Since the 1940s Columbia has been ravaged by the struggle between Government forces and FARC (Las Fuerzas Armadas Revolucionarias de Colombia). Yet, despite the violence, Columbia has a highly educated and literate population; fertile farmland producing more than a hundred exportable crops and, a wide range of manufacturing industries such as textiles, electrical goods, chemicals and transport equipment. Perhaps more significantly, Columbia is the home of an inspirational working model of how communities can build sustainable low carbon futures.
Forty years ago an aristocratic development specialist Paolo Lugari ventured into uninhabited eastern Columbia, a region so remote and poor in soil quality that even the drug barons ignored it. Dismissed by agronomists as a tropical desert, Lugari decided that it was the perfect place to experiment with a way of life. Today, over 25,000 acres generates 70% of the food and energy for a community of over 1,000 families earning wages more than the Columbian minimum.
“The only deserts that exist in this world are deserts of the imagination” says Lugari. Designed to be self-sufficient, Las Gaviotas has produced many innovative, cost-effective projects and made them available as viable alternatives for social and economic development in both rural and urban areas.
Windmills have been installed that generate sufficient energy for the community to run its own farms. Cattle troughs have been placed on sloping floors so that the slurry can be channeled into making compost and methane. The methane is piped to a community hospital – which has won a prestigious Japanese Architectural Award as one of the 40 most important buildings in the world – to power the facilities and equipment.
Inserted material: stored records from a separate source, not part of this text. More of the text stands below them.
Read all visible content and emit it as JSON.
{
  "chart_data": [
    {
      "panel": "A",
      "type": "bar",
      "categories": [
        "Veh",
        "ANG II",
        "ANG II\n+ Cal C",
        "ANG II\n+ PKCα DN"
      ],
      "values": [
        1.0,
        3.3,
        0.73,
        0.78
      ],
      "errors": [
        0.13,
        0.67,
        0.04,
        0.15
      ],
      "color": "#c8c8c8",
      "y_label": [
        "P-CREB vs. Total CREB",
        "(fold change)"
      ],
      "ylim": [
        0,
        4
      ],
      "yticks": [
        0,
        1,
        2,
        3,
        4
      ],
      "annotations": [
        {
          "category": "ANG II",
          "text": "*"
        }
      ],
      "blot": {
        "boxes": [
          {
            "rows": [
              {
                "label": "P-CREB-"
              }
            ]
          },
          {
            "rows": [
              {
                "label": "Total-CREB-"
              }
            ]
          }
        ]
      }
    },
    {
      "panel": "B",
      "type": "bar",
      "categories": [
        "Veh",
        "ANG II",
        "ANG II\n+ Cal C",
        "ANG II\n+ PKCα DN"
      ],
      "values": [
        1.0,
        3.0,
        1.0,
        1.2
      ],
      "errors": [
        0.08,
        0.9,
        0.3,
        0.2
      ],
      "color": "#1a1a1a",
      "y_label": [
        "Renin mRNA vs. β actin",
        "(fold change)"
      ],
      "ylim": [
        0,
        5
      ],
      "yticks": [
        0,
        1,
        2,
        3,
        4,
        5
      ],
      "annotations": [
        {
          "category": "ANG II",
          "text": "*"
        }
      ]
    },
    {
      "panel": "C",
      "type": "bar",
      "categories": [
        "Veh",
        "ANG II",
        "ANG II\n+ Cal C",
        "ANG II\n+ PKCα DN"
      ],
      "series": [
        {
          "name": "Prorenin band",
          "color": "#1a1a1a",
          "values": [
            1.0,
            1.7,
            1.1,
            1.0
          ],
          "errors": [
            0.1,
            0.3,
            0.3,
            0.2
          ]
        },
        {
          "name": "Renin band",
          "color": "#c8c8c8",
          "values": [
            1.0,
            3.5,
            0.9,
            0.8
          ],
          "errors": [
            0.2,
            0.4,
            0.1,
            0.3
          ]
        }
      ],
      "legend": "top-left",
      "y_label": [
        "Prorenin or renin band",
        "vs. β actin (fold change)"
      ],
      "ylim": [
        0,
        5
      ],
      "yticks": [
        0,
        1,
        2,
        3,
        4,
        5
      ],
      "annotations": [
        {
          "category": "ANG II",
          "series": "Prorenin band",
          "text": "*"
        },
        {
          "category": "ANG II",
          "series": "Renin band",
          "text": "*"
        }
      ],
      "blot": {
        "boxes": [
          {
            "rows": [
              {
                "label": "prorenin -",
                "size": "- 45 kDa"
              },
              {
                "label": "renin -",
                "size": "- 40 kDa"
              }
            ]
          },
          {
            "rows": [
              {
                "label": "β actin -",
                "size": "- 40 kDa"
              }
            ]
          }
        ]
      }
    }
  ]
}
Las Gaviotas is self sustainable but does not keep itself to itself. Solar water heating systems developed there now heats water in the Presidential Palace in Bogota; supports a community of 7,500 houses in Bogota and Medellin and in La Clinica San Pedro Claver, one of Columbias biggest hospitals, Las Gaviotas is implementing boilers not just water heaters.
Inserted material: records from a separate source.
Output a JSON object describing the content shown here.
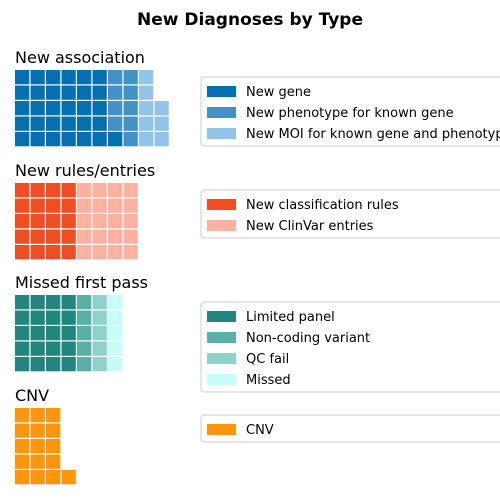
{
  "chart_data": {
    "type": "waffle",
    "title": "New Diagnoses by Type",
    "panels": [
      {
        "name": "New association",
        "grid_rows": 5,
        "series": [
          {
            "name": "New gene",
            "value": 31,
            "color": "#0570b0"
          },
          {
            "name": "New phenotype for known gene",
            "value": 9,
            "color": "#4292c6"
          },
          {
            "name": "New MOI for known gene and phenotype",
            "value": 8,
            "color": "#91c4e8"
          }
        ]
      },
      {
        "name": "New rules/entries",
        "grid_rows": 5,
        "series": [
          {
            "name": "New classification rules",
            "value": 20,
            "color": "#ef4e23"
          },
          {
            "name": "New ClinVar entries",
            "value": 20,
            "color": "#fcb29e"
          }
        ]
      },
      {
        "name": "Missed first pass",
        "grid_rows": 5,
        "series": [
          {
            "name": "Limited panel",
            "value": 20,
            "color": "#238580"
          },
          {
            "name": "Non-coding variant",
            "value": 5,
            "color": "#5aafa8"
          },
          {
            "name": "QC fail",
            "value": 5,
            "color": "#8ed2cc"
          },
          {
            "name": "Missed",
            "value": 5,
            "color": "#c4fffa"
          }
        ]
      },
      {
        "name": "CNV",
        "grid_rows": 5,
        "series": [
          {
            "name": "CNV",
            "value": 16,
            "color": "#ff950e"
          }
        ]
      }
    ]
  }
}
Las Gaviotas has broken fresh ground with a 8,000 hectares reforestation project – planting Californian pines that produce resin that is processed into bio fuels and a canopy under which native plant species are flourishing. In turn, this generates 10% more rainfall and, the net cooling effect has dramatically reduced surface temperatures and contributes to the proliferation of 253 species at last count and rising.
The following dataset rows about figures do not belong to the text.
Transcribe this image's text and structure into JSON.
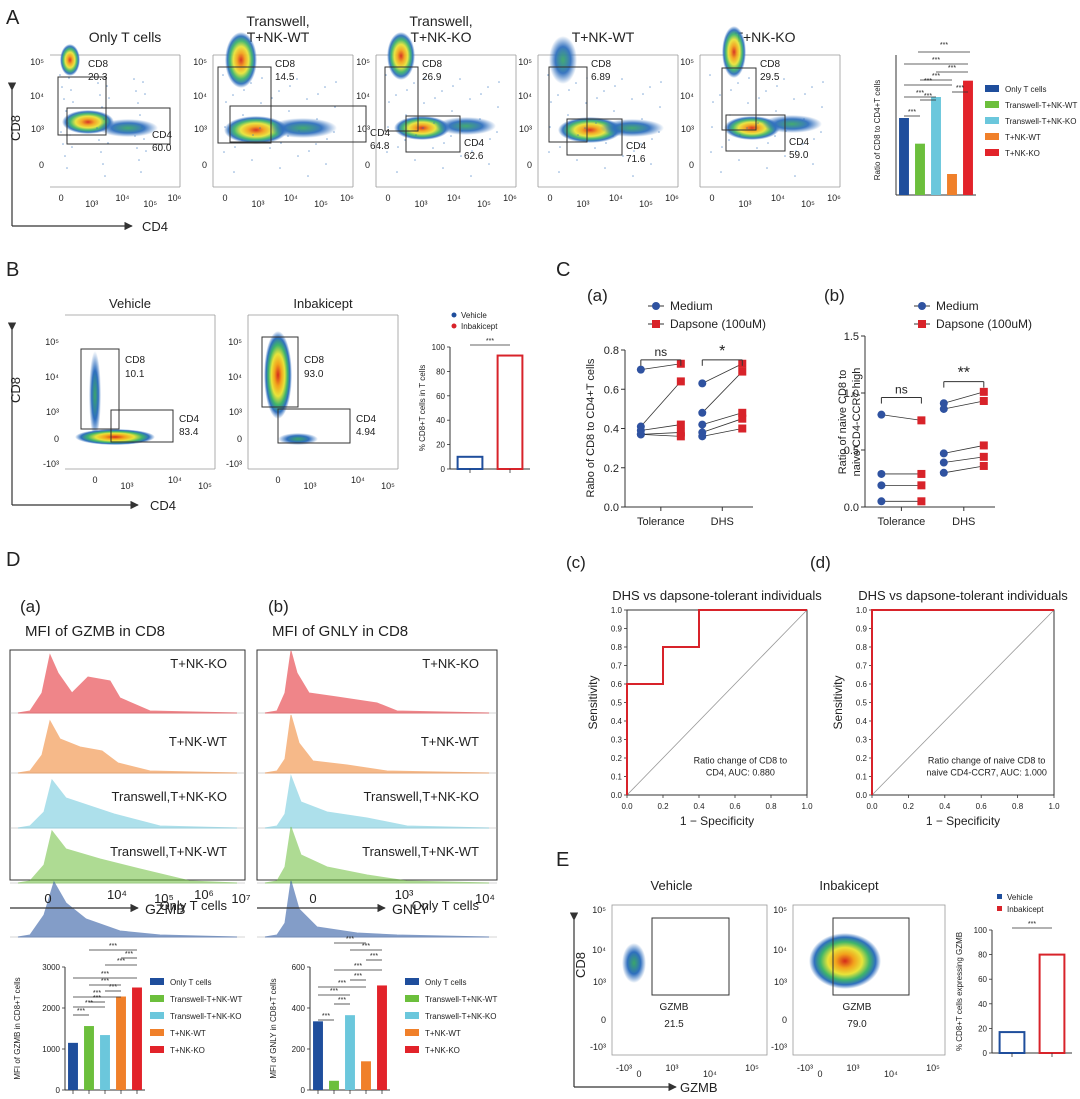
{
  "panels": {
    "A": "A",
    "B": "B",
    "C": "C",
    "D": "D",
    "E": "E",
    "Ca": "(a)",
    "Cb": "(b)",
    "Cc": "(c)",
    "Cd": "(d)",
    "Da": "(a)",
    "Db": "(b)"
  },
  "colors": {
    "only_t": "#1f4e9c",
    "tw_wt": "#6cbf3c",
    "tw_ko": "#6bc7dc",
    "t_nk_wt": "#f0802a",
    "t_nk_ko": "#e2232a",
    "medium": "#2f52a0",
    "dapsone": "#d8232a",
    "vehicle": "#1f4e9c",
    "inbakicept": "#d8232a"
  },
  "panelA": {
    "titles": [
      "Only T cells",
      "Transwell,\nT+NK-WT",
      "Transwell,\nT+NK-KO",
      "T+NK-WT",
      "T+NK-KO"
    ],
    "cd8_values": [
      "20.3",
      "14.5",
      "26.9",
      "6.89",
      "29.5"
    ],
    "cd4_values": [
      "60.0",
      "64.8",
      "62.6",
      "71.6",
      "59.0"
    ],
    "gate_cd8": "CD8",
    "gate_cd4": "CD4",
    "xaxis": "CD4",
    "yaxis": "CD8",
    "yticks": [
      "10^5",
      "10^4",
      "10^3",
      "0"
    ],
    "xticks": [
      "0",
      "10^3",
      "10^4",
      "10^5",
      "10^6"
    ]
  },
  "panelB": {
    "titles": [
      "Vehicle",
      "Inbakicept"
    ],
    "cd8_values": [
      "10.1",
      "93.0"
    ],
    "cd4_values": [
      "83.4",
      "4.94"
    ],
    "xaxis": "CD4",
    "yaxis": "CD8",
    "yticks": [
      "10^5",
      "10^4",
      "10^3",
      "0",
      "-10^3"
    ],
    "xticks": [
      "0",
      "10^3",
      "10^4",
      "10^5"
    ]
  },
  "panelE": {
    "titles": [
      "Vehicle",
      "Inbakicept"
    ],
    "gate": "GZMB",
    "values": [
      "21.5",
      "79.0"
    ],
    "xaxis": "GZMB",
    "yaxis": "CD8",
    "yticks": [
      "10^5",
      "10^4",
      "10^3",
      "0",
      "-10^3"
    ],
    "xticks": [
      "-10^3",
      "0",
      "10^3",
      "10^4",
      "10^5"
    ]
  },
  "panelD_hist": {
    "a_title": "MFI of GZMB in CD8",
    "b_title": "MFI of GNLY in CD8",
    "labels": [
      "T+NK-KO",
      "T+NK-WT",
      "Transwell,T+NK-KO",
      "Transwell,T+NK-WT",
      "Only T cells"
    ],
    "a_xaxis": "GZMB",
    "b_xaxis": "GNLY",
    "a_xticks": [
      "0",
      "10^4",
      "10^5",
      "10^6",
      "10^7"
    ],
    "b_xticks": [
      "0",
      "10^3",
      "10^4"
    ]
  },
  "chart_data": [
    {
      "id": "A_bar",
      "type": "bar",
      "categories": [
        "Only T cells",
        "Transwell-T+NK-WT",
        "Transwell-T+NK-KO",
        "T+NK-WT",
        "T+NK-KO"
      ],
      "values": [
        0.33,
        0.22,
        0.42,
        0.09,
        0.49
      ],
      "ylabel": "Ratio of CD8 to CD4+T cells",
      "yticks": [],
      "sig": [
        "***",
        "***",
        "***",
        "***",
        "***",
        "***",
        "***",
        "***"
      ],
      "legend": "right"
    },
    {
      "id": "B_bar",
      "type": "bar",
      "categories": [
        "Vehicle",
        "Inbakicept"
      ],
      "values": [
        10,
        93
      ],
      "ylabel": "% CD8+T cells in T cells",
      "ylim": [
        0,
        100
      ],
      "yticks": [
        0,
        20,
        40,
        60,
        80,
        100
      ],
      "sig": [
        "***"
      ],
      "legend": "top"
    },
    {
      "id": "Ca",
      "type": "scatter",
      "categories": [
        "Tolerance",
        "DHS"
      ],
      "series": [
        {
          "name": "Medium",
          "values": [
            [
              0.7,
              0.41,
              0.39,
              0.37
            ],
            [
              0.63,
              0.48,
              0.42,
              0.38,
              0.36
            ]
          ]
        },
        {
          "name": "Dapsone (100uM)",
          "values": [
            [
              0.73,
              0.64,
              0.42,
              0.38,
              0.36
            ],
            [
              0.73,
              0.69,
              0.48,
              0.45,
              0.4
            ]
          ]
        }
      ],
      "ylabel": "Rabo of CD8 to CD4+T cells",
      "ylim": [
        0.0,
        0.8
      ],
      "yticks": [
        "0.0",
        "0.2",
        "0.4",
        "0.6",
        "0.8"
      ],
      "sig": [
        "ns",
        "*"
      ]
    },
    {
      "id": "Cb",
      "type": "scatter",
      "categories": [
        "Tolerance",
        "DHS"
      ],
      "series": [
        {
          "name": "Medium",
          "values": [
            [
              0.81,
              0.29,
              0.19,
              0.05
            ],
            [
              0.91,
              0.86,
              0.47,
              0.39,
              0.3
            ]
          ]
        },
        {
          "name": "Dapsone (100uM)",
          "values": [
            [
              0.76,
              0.29,
              0.19,
              0.05
            ],
            [
              1.01,
              0.93,
              0.54,
              0.44,
              0.36
            ]
          ]
        }
      ],
      "ylabel": "Ratio of naive CD8 to\nnaive CD4-CCR7 high",
      "ylim": [
        0.0,
        1.5
      ],
      "yticks": [
        "0.0",
        "0.5",
        "1.0",
        "1.5"
      ],
      "sig": [
        "ns",
        "**"
      ]
    },
    {
      "id": "Cc",
      "type": "line",
      "title": "DHS vs dapsone-tolerant individuals",
      "x": [
        0.0,
        0.0,
        0.0,
        0.2,
        0.2,
        0.4,
        0.4,
        1.0
      ],
      "y": [
        0.0,
        0.6,
        0.6,
        0.6,
        0.8,
        0.8,
        1.0,
        1.0
      ],
      "xlabel": "1 − Specificity",
      "ylabel": "Sensitivity",
      "annotation": "Ratio change of CD8 to\nCD4, AUC: 0.880",
      "xticks": [
        "0.0",
        "0.2",
        "0.4",
        "0.6",
        "0.8",
        "1.0"
      ],
      "yticks": [
        "0.0",
        "0.1",
        "0.2",
        "0.3",
        "0.4",
        "0.5",
        "0.6",
        "0.7",
        "0.8",
        "0.9",
        "1.0"
      ]
    },
    {
      "id": "Cd",
      "type": "line",
      "title": "DHS vs dapsone-tolerant individuals",
      "x": [
        0.0,
        0.0,
        1.0
      ],
      "y": [
        0.0,
        1.0,
        1.0
      ],
      "xlabel": "1 − Specificity",
      "ylabel": "Sensitivity",
      "annotation": "Ratio change of naive CD8 to\nnaive CD4-CCR7, AUC: 1.000",
      "xticks": [
        "0.0",
        "0.2",
        "0.4",
        "0.6",
        "0.8",
        "1.0"
      ],
      "yticks": [
        "0.0",
        "0.1",
        "0.2",
        "0.3",
        "0.4",
        "0.5",
        "0.6",
        "0.7",
        "0.8",
        "0.9",
        "1.0"
      ]
    },
    {
      "id": "Da_bar",
      "type": "bar",
      "categories": [
        "Only T cells",
        "Transwell-T+NK-WT",
        "Transwell-T+NK-KO",
        "T+NK-WT",
        "T+NK-KO"
      ],
      "values": [
        1150,
        1560,
        1340,
        2280,
        2500
      ],
      "ylabel": "MFI of GZMB in CD8+T cells",
      "ylim": [
        0,
        3000
      ],
      "yticks": [
        0,
        1000,
        2000,
        3000
      ],
      "sig": [
        "***",
        "***",
        "***",
        "***",
        "***",
        "***",
        "***",
        "***",
        "***",
        "***"
      ]
    },
    {
      "id": "Db_bar",
      "type": "bar",
      "categories": [
        "Only T cells",
        "Transwell-T+NK-WT",
        "Transwell-T+NK-KO",
        "T+NK-WT",
        "T+NK-KO"
      ],
      "values": [
        335,
        45,
        365,
        140,
        510
      ],
      "ylabel": "MFI of GNLY in CD8+T cells",
      "ylim": [
        0,
        600
      ],
      "yticks": [
        0,
        200,
        400,
        600
      ],
      "sig": [
        "***",
        "***",
        "***",
        "***",
        "***",
        "***",
        "***",
        "***",
        "***"
      ]
    },
    {
      "id": "E_bar",
      "type": "bar",
      "categories": [
        "Vehicle",
        "Inbakicept"
      ],
      "values": [
        17,
        80
      ],
      "ylabel": "% CD8+T cells expressing GZMB",
      "ylim": [
        0,
        100
      ],
      "yticks": [
        0,
        20,
        40,
        60,
        80,
        100
      ],
      "sig": [
        "***"
      ]
    }
  ]
}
Designed to be self-sufficient, Las Gaviotas has produced many innovative, cost-effective projects and made them freely available as viable alternatives for social and economic development in both rural and urban areas. The community has implemented advanced examples of zero emissions principles and practice and continues to illustrate that these principles are the only way to secure the long-term success of both economic and environmental initiatives.
There are those that believe carbon-offsets generate excuses and offset vital behaviour change in the developed world. However, as a result of all their initiatives, economic viability at Las Gaviotas benefits from 144,000 tons of carbon offsets to sell on an annual basis. This tonnage of annual carbon stock is calculated using formulas developed in response to the Kyoto Treaty on Global Warming known as the Kyoto Protocol. The 8,000 hectares of existing maturing tropical rain forest is the source for this annual tonnage of carbon offsets.
Las Gaviotas is not without its critics but, with its insistence on never patenting anything that it develops, it offers a socially responsible model that makes a significant contribution to global know how on global warming. Above all, it offers insights into behaviour change.
Some dismiss Las Gaviotas as Utopia. This place is not Utopia – which means fantasy land. Some dismiss Las Gaviotas as third world ideas applicable to the third world only. As Copenhagen beckons, we should look to Las Gaviotas, and places like it, as a catalyst for ways to transform community living. As population climbs from 6 to 9 billion people in the not too distant future we may have no choice. However, we need to go beyond sustainable places. T L champions ways in which connectivity has to be transformed into inclusive and sustainable value chains. After all, a green supply chain is no optional extra. A green supply chain is going to have to be the only supply chain. Better said – an inclusive and sustainable value chain.